Why we love cacao
In recent years cacao has been labelled among many to be a superfood. So what does it mean to be a superfood? Superfood is a term coined to describe a whole food whereby the benefits of eating it go far beyond the calorie content. Another name for this is nutrient density. We are looking for maximum nutritional value and minimal calorie content.
Cacao is the rawest form of chocolate. Cacao powder is made by cold pressing the cacao beans. This means the enzymes, and other nutritional content of the beans are not destroyed in the process. Cocoa is roasted cacao beans. As the beans become more processed and refined they lose more nutritional value until they have a high calorie content and negligible nutritional content. Cocoa is used to make chocolate and the varying amounts of it in the chocolate contribute to its nutritional content.

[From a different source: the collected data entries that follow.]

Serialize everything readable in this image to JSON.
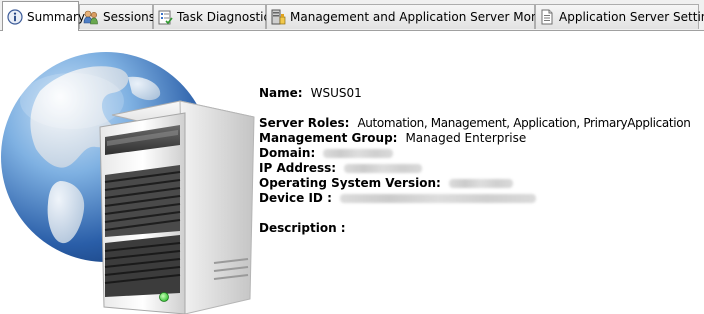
{
  "tabs": [
    {
      "label": "Summary",
      "icon": "info-icon",
      "active": true
    },
    {
      "label": "Sessions",
      "icon": "sessions-icon",
      "active": false
    },
    {
      "label": "Task Diagnostics",
      "icon": "task-diagnostics-icon",
      "active": false
    },
    {
      "label": "Management and Application Server Monitoring",
      "icon": "monitoring-icon",
      "active": false
    },
    {
      "label": "Application Server Settings",
      "icon": "settings-page-icon",
      "active": false
    }
  ],
  "summary": {
    "name_label": "Name:",
    "name_value": "WSUS01",
    "server_roles_label": "Server Roles:",
    "server_roles_value": "Automation, Management, Application, PrimaryApplication",
    "management_group_label": "Management Group:",
    "management_group_value": "Managed Enterprise",
    "domain_label": "Domain:",
    "ip_label": "IP Address:",
    "os_label": "Operating System Version:",
    "device_id_label": "Device ID :",
    "description_label": "Description :"
  },
  "images": {
    "globe": "globe-icon",
    "server": "server-tower-icon",
    "status_light_color": "#36c236"
  }
}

Cacao has a higher antioxidant content than green tea, blueberries and acai berries. The cacao phenolics responsible for the antioxidant content work as free radical scavengers and to prevent the oxidation of white bloods cells. This immune modulation contributes to the prevention of inflammation. It also inhibits the work of free radicals which can be responsible for the release of toxic chemicals throughout our body.

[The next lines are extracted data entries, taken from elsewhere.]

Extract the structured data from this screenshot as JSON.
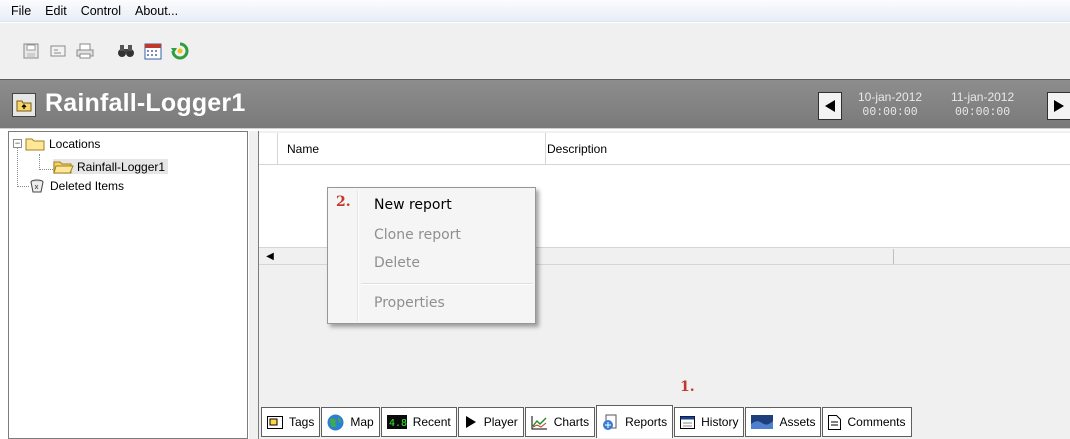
{
  "menubar": [
    "File",
    "Edit",
    "Control",
    "About..."
  ],
  "toolbar": {
    "icons": [
      "save-icon",
      "properties-icon",
      "print-icon",
      "binoculars-icon",
      "calendar-icon",
      "refresh-icon"
    ]
  },
  "header": {
    "title": "Rainfall-Logger1",
    "date_from": "10-jan-2012",
    "time_from": "00:00:00",
    "date_to": "11-jan-2012",
    "time_to": "00:00:00"
  },
  "tree": {
    "root": "Locations",
    "child": "Rainfall-Logger1",
    "deleted": "Deleted Items"
  },
  "grid": {
    "col_name": "Name",
    "col_description": "Description"
  },
  "context_menu": {
    "step": "2.",
    "items": [
      "New report",
      "Clone report",
      "Delete",
      "Properties"
    ]
  },
  "tabs": {
    "step": "1.",
    "items": [
      "Tags",
      "Map",
      "Recent",
      "Player",
      "Charts",
      "Reports",
      "History",
      "Assets",
      "Comments"
    ],
    "active": "Reports"
  },
  "colors": {
    "title_bar": "#858585",
    "step_marker": "#c0392b"
  }
}
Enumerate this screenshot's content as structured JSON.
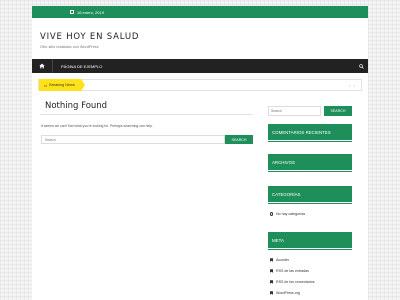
{
  "topbar": {
    "date": "16 enero, 2019"
  },
  "site": {
    "title": "VIVE HOY EN SALUD",
    "description": "Otro sitio realizado con WordPress"
  },
  "nav": {
    "items": [
      {
        "label": "PÁGINA DE EJEMPLO"
      }
    ]
  },
  "ticker": {
    "label": "Breaking News",
    "arrows": "‹ ›"
  },
  "main": {
    "title": "Nothing Found",
    "message": "It seems we can't find what you're looking for. Perhaps searching can help.",
    "search": {
      "placeholder": "Search",
      "button": "SEARCH"
    }
  },
  "sidebar": {
    "search": {
      "placeholder": "Search",
      "button": "SEARCH"
    },
    "widgets": {
      "recent_comments": "COMENTARIOS RECIENTES",
      "archives": "ARCHIVOS",
      "categories": "CATEGORÍAS",
      "categories_empty": "No hay categorías",
      "meta": "META",
      "meta_links": [
        "Acceder",
        "RSS de las entradas",
        "RSS de los comentarios",
        "WordPress.org"
      ]
    }
  },
  "colors": {
    "accent": "#1e8f5a",
    "navbar": "#222222",
    "ticker": "#ffe21a"
  }
}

Prevention of coronary disease and stroke.
The flavonols present in cacao increase flow mediated vascular dilation. This can have positive effects on the prevention of atherosclerosis and reduce high blood pressure. It is also of benefit in lowering LDL cholesterol and preventing its oxidation. These beneficial actions can be seen throughout the body, organs, heart and brain.

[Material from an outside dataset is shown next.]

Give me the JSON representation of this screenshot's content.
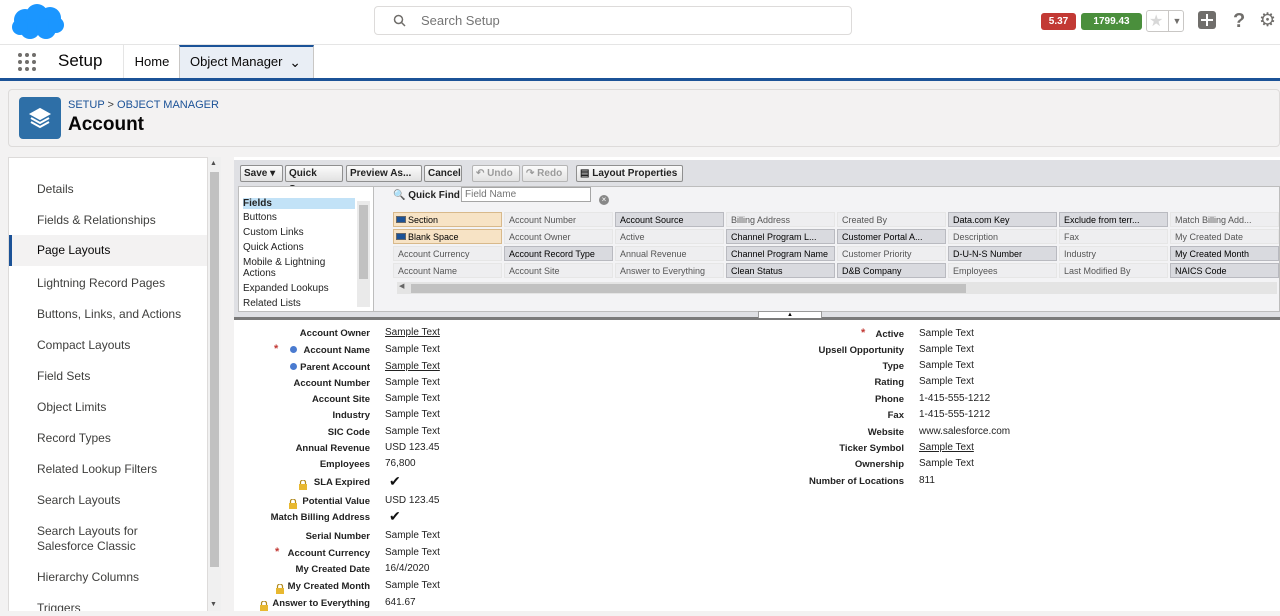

The polyphenol content of cacao has a positive effect on glucose homeostasis by decreasing insulin resistance, increasing insulin sensitivity and improving acute insulin secretion. It also improves the atherosclerotic cholesterol profile in diabetics by increasing HDL cholesterol and improving the balance of cholesterol and HDL cholesterol without affecting weight, glycemic control, inflammation or insulin resistance.
Cacao contains a few chemicals involved in biochemical pathways responsible for helping us feel good.
- Phenylethylamine - contributes to feelings of euphoria, improving mood and reducing appetite
- Anandamide - Contributes to feelings of bliss. Anandamide is released when we feel good.
- Seratonin - Contributes to feelings of satiety and is responsible for maintaining mood balance. Deficiency leads to depression.
- Dopamine - responsible for feelings of reward and satisfaction
- Theobromine - bronchidilator and vasodilator. Mild stimulant, less so than caffeine.
Other good stuff
Raw cacao is rich in minerals such as magnesium and sulphur. Magnesium is a muscle relaxant, electrolyte and contributes to muscle metabolism. Sulfur aids in strong nail, shiny hair and a healthy liver and pancreas. It also contains calcium, zinc, iron, copper, manganese and potassium, vitamins B1, B2, B3, B5, B9 and E and oleic acid, an essential fat for heart health.
When too much of a good thing is a bad thing
Eating chocolate everyday isn't going to cure you of heart disease, diabetes and prevent stroke. However 1 - 2 tablespoons of cacao powder/day in combination with a sensible diet and lifestyle program, can decrease your risk factors of developing these diseases, improve blood flow to organs and the brain, reduce insulin resistance, prevent oxidative stress on cells throughout the body, increase your feeling of positivity and supplement some important minerals to your body.
1 tablespoon of cacao is equivalent to 308 calories or 3 squares of chocolate. Ensure to stay within 3 tablespoons a day.